Leiden Law Blog

Proponents of the harmonization of European private law are taking the debate to appalling levels

Posted on by Wouter den Hollander in Private Law
Proponents of the harmonization of European private law are taking the debate to appalling levels

Over the past ten years, a lively debate on the harmonization of European private law has unfolded. Scholars joined forces to develop an academic draft for a future European civil code. The part on contract law was later taken as a starting point for the so-called optional instrument. This is a set of uniform and – so far – black letter rules on sales law, reflecting the common core of the different national private law systems. A proposed regulation is to enable citizens to choose this harmonized European contract law as the law applicable to their contract, as an alternative to national contract law.

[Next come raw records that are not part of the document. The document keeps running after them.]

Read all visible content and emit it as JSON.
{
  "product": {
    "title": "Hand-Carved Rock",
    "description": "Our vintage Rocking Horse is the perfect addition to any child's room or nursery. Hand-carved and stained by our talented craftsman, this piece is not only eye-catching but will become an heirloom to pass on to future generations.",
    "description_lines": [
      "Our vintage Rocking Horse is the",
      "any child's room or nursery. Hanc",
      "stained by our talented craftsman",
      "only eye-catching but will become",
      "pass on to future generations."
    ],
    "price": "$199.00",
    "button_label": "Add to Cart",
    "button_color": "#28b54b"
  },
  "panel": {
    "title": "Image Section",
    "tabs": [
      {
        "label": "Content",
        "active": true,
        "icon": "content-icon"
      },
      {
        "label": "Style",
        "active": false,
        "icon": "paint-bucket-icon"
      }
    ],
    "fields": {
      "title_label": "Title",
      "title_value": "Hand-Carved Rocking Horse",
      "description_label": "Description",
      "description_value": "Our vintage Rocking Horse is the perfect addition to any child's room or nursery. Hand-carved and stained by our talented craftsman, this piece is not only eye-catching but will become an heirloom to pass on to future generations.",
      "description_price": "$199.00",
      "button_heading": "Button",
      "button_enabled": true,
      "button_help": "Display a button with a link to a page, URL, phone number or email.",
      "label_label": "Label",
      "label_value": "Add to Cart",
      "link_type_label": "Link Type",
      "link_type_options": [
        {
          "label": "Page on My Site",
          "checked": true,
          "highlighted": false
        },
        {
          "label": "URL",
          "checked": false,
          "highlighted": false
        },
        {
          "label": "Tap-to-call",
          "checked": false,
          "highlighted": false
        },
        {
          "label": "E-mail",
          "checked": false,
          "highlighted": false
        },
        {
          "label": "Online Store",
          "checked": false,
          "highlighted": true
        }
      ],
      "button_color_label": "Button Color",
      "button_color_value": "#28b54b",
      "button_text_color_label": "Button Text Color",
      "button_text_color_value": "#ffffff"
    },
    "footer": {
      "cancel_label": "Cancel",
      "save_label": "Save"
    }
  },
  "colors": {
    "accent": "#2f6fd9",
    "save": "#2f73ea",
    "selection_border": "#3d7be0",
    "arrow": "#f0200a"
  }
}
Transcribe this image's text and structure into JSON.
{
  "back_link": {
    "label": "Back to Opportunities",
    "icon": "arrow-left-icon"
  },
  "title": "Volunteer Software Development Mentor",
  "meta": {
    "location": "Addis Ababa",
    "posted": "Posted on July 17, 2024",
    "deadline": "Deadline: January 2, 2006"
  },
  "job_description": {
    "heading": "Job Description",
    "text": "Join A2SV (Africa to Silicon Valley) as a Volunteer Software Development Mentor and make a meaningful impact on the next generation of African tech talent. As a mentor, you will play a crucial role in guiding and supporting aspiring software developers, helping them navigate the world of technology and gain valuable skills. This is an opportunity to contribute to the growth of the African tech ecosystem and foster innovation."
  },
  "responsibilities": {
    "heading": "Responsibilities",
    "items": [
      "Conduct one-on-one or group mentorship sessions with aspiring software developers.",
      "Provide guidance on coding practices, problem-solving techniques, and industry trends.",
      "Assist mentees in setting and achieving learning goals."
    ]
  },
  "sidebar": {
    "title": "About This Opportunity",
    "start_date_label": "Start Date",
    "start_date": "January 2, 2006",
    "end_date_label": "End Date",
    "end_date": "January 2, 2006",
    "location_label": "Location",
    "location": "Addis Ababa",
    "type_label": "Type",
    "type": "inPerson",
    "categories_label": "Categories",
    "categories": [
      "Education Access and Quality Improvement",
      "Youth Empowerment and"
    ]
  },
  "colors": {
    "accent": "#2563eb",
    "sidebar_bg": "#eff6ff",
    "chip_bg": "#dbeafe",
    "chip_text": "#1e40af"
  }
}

Both the draft and the optional instrument were criticised for lacking doctrinal rigour and practical merit. In addition, doubt was cast on the need for and the legitimacy of these harmonization projects. Why would we need an optional instrument for European contract law? Proponents emphasized, in line with the European Commission, its potential for boosting transnational trade. It is hard to see what the problem is here though. Transnational trade within the European Union has been flourishing for years, without any optional instrument. On the point of legitimacy, one could question whether the harmonization of private law should not be initiated by private parties themselves and involve national governments and parliaments, rather than by a few legal scholars and the Commission.

Astoundingly, proponents of harmonization are now framing such criticism in terms of ‘nationalism’. Despite suffixes like ‘legal’ and ‘private law’, there is no doubt that the legal or private law nationalism they accuse their opponents of is not meant as a compliment. On the contrary. Criticism to the optional instrument is placed in the perspective of ‘an age of rising nationalism’ and ‘ignorance, myopia or fear of the foreign and the new’ (Hesselink). Legal culture should ‘finally’ step away from ‘the obfuscatory shadow of the Volksgeist’ (Comparato). If the French prefer their Code Civil over a European equivalent, they are defending a ‘premodern artefact’, while their reaction to an eventual European civil code could be compared to the American reaction to Pearl Harbour in 1940 (Michaels). Traditional French and English reluctance to European private law and common law and civil law rivalry could be seen as evidence of a ‘crypto-nationalistic’ discourse, containing hidden Europhobic rhetoric and resting on ‘sentimental and irrational argumentation’ (Sefton-Green).

If you find this hard to believe, read the contributions to the seminar Private Law and Nationalism, published in the European Review of Contract Law July 2012 issue. What happened to these scholars of reputation? What is possibly even worse than simply dismissing criticism as ‘nationalist’ is that this frame is presented as the outcome of a kind of critical legal studies exercise. While even the beginning of an argument on why opponents would be motivated by nationalism is lacking. Apart of course from the fact that they simply hold a different view.

Proponents of the harmonization of European private law are taking the debate to appalling levels. Grundmann is right to designate their accusations of nationalism as ‘absurd’ in his Editorial. We should return to a debate that does not need name-calling. In addition, we should accept that any future harmonization of European private law inevitably also involves a political choice. Neither advocating nor opposing a next step is a priori (il)legitimate. And anyhow it is a choice legal scholars, learned as they may be, should not impose on their polities.